Ticaret Bakanlığı verilerine göre,

İsrail ile dış ticaret hacmi,

4 milyar 464 milyon doları ihracat,

1 milyar 601 milyon doları ithalat olmak üzere,

6 milyar 65 milyon dolar düzeyinde gerçekleşti.

2017 yılında Türkiye,

İsrail'in en çok ithalat yaptığı 6. ülke olurken, en çok ihracat yaptığı 11. ülke olmuştu.

Yani işler karşılıklı olarak görüntüde kötü ama gerçekte "tıkırında" gidiyor.

Şimdi diyeceksiniz "Nasıl olur bu?"

Müslümanların kutsal saydığı Kudüs’ü işgal eden bir ülkeyle ticari ilişkiler hız kesmeden her geçen gün nasıl büyür diye.

Basbayağı büyür.

Değerli okurlarım ben buralara takılmıyorum benim asıl takıldığım nokta şu:

Benim asıl anlatmak istediğim konu farklı,

Biz bırakalım İsrail’le ne yapıp yapmadığımıza da

Biz yıllarca PKK ile mücadele ederken uğrunda neredeyse naralar düzdüğümüz Filistin bizim için ne yapmış gelin ona bir göz atalım.

Emperyalizmin güdümünde ve işgali altında olan bir şehre biz Müslüman Türk dünyası tepki gösterirken itiraz ederken, karşı çıkarken,

Peki, aynı duyarlılığı Filistin’den bize karşı gösterdi mi?

Göreniniz şahit olanınız veya işiteniniz oldu mu?

1969 yılında Deniz Gezmiş ve arkadaşları İsrail zulmünde olan Filistin’e silahlı direnişe destek vermek için giderlerken,

İsrail’e karşı savaşırken,

Bizim 1980’li yıllardan beri PKK terör örgütüyle mücadele ettiğimizi bilen Filistin,

Bu mücadele de;

Askerimizi,

Polisimizi,

Öğretmenimizi,

Çoluk çocuk binlerce sivil vatandaşımızı şehit verirken,

Filistin’den PKK terör örgütüne karşı bir kınama,

Bir açıklama,

Bir tepki duyanınız oldu mu?

Tam tersi sürekli Türkiye karşıtı siyaset izlemiştir.

Türklerin Filistin’e bu kadar destek çıkmasına rağmen.

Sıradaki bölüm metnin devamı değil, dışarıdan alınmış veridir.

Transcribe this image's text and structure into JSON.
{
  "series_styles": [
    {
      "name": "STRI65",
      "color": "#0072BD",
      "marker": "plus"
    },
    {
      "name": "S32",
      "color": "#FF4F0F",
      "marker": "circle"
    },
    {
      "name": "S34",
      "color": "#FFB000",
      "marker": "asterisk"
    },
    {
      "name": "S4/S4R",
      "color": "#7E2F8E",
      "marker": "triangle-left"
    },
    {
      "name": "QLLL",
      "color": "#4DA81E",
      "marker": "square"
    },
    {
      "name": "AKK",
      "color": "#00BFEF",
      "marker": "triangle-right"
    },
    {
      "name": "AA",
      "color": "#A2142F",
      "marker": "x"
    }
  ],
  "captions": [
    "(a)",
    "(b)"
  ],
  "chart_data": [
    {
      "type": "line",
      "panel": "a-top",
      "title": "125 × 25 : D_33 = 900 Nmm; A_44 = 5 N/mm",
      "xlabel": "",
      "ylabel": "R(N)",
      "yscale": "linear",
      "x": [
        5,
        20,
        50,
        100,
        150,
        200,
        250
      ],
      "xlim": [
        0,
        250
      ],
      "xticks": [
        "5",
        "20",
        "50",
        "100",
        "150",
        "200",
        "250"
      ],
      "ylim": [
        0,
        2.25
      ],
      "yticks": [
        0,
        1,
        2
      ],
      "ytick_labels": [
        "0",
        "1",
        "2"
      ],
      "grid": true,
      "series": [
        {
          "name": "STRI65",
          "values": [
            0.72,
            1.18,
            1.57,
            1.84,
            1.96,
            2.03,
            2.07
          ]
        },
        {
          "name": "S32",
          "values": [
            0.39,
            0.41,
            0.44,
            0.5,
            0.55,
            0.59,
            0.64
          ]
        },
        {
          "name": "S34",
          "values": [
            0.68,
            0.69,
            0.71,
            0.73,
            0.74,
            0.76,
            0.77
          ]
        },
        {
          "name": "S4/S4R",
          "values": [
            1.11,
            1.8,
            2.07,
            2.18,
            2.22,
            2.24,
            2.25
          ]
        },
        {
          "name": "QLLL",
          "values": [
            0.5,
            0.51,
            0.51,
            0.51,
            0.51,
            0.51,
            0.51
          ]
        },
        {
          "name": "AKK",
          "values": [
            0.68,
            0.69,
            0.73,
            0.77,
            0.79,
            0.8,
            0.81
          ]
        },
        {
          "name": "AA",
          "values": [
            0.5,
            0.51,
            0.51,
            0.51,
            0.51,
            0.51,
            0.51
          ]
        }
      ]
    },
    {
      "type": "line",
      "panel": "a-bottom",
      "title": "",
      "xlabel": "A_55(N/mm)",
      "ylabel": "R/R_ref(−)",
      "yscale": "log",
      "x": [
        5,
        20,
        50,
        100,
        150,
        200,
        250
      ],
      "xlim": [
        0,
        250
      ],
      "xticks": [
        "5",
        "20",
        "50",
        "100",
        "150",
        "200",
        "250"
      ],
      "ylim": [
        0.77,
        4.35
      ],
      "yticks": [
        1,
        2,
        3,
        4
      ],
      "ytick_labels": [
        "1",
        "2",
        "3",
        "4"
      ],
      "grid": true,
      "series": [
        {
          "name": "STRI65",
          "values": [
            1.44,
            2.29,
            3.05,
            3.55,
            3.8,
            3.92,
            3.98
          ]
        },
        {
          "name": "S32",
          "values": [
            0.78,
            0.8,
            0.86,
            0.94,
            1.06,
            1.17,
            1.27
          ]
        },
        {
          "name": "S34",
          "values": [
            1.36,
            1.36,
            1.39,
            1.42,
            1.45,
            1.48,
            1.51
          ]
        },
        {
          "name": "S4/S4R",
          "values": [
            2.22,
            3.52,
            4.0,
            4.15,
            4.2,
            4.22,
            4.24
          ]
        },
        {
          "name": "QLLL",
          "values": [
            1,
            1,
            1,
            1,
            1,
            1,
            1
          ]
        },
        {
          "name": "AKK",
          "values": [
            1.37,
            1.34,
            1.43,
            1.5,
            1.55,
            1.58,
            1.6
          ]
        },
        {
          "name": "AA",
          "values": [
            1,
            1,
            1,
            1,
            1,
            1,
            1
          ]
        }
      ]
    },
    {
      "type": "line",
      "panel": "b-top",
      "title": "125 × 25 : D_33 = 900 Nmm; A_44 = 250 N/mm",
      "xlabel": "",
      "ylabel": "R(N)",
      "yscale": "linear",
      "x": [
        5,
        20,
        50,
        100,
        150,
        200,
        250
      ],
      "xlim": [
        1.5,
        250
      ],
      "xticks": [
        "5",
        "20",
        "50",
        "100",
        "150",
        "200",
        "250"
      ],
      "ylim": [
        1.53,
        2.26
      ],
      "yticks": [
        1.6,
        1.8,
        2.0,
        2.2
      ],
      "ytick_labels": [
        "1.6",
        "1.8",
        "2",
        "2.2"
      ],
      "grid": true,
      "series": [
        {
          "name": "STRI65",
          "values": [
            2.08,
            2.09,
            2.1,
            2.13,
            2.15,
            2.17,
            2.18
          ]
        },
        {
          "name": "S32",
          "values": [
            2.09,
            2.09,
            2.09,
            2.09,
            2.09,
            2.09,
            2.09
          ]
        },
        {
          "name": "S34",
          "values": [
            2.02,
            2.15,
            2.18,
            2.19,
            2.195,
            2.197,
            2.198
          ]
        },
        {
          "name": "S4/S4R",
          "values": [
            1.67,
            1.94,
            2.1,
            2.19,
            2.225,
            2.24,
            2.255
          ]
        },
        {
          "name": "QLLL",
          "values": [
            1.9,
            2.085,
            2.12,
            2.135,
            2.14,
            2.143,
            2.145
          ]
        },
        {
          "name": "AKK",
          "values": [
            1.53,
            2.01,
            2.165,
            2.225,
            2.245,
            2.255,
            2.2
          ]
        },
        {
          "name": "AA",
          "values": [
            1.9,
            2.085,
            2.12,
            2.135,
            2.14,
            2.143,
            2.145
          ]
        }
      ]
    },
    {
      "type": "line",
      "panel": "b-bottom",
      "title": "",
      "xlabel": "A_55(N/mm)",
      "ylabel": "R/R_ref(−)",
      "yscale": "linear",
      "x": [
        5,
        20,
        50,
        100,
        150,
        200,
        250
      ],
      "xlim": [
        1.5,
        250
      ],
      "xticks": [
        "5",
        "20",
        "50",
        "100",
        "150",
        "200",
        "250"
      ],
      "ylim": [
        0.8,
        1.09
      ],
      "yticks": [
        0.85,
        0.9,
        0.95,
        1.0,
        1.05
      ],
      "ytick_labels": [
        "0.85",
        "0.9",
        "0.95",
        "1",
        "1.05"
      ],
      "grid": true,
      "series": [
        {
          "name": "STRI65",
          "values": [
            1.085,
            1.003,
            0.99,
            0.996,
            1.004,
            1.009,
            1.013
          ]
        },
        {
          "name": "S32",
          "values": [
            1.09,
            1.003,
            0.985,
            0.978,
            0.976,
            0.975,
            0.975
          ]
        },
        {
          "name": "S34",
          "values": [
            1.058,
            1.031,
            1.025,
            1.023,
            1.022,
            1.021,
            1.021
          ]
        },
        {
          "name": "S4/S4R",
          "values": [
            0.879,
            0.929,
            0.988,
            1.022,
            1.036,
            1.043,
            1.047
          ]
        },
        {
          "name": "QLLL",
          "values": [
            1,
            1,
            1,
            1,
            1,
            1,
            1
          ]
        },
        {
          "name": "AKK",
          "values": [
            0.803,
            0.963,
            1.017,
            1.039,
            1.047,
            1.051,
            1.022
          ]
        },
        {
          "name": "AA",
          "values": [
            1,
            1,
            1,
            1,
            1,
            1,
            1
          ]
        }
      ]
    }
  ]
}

Sürekli Türk düşmanlığı izleyen bir çizgisi lmuştur.

Filistin dediğimiz ülkenin önce bayrağına bakalım,

Bayrağındaki üç dikey şerit;

Abbasi, Emevi ve Fatimi hilafetlerini simgeler…

Kırmızı üçgen ise Arapların Türklere karşı gerçekleştirdiği isyanın ve akıtılan kanların sembolüdür.

Adamlar açık açık Türk düşmanı…

Koşa koşa sözde Ermeni soykırımını tanıdı…

Türkiye'nin terör tehdidini ortadan kaldırmak için,

Suriye'nin kuzeyine başlattığı operasyonu kınadı…

Libya ile yaptığımız anlaşmaya karşı çıktığı gibi bir de diğer cephede yer aldı.

Birleşmiş Milletler de tek bir kez lehimize oy kullanmadı.

Ortaklık teklif etmemize karşın,

Doğu Akdeniz doğalgazları için,

"Kıbrıs Rum Kesimi ve Yunanistan ile anlaşma imzaladı"

İşte öve öve bitiremediğimiz Filistin bu kadar Türkiye karşıtı politika belirleyen Türk düşmanı.

Hani bir söz vardır ayıdan post Araptan dost olmaz diye.

Kim demişse vallahi doğru demiş tallahi doğru demiş.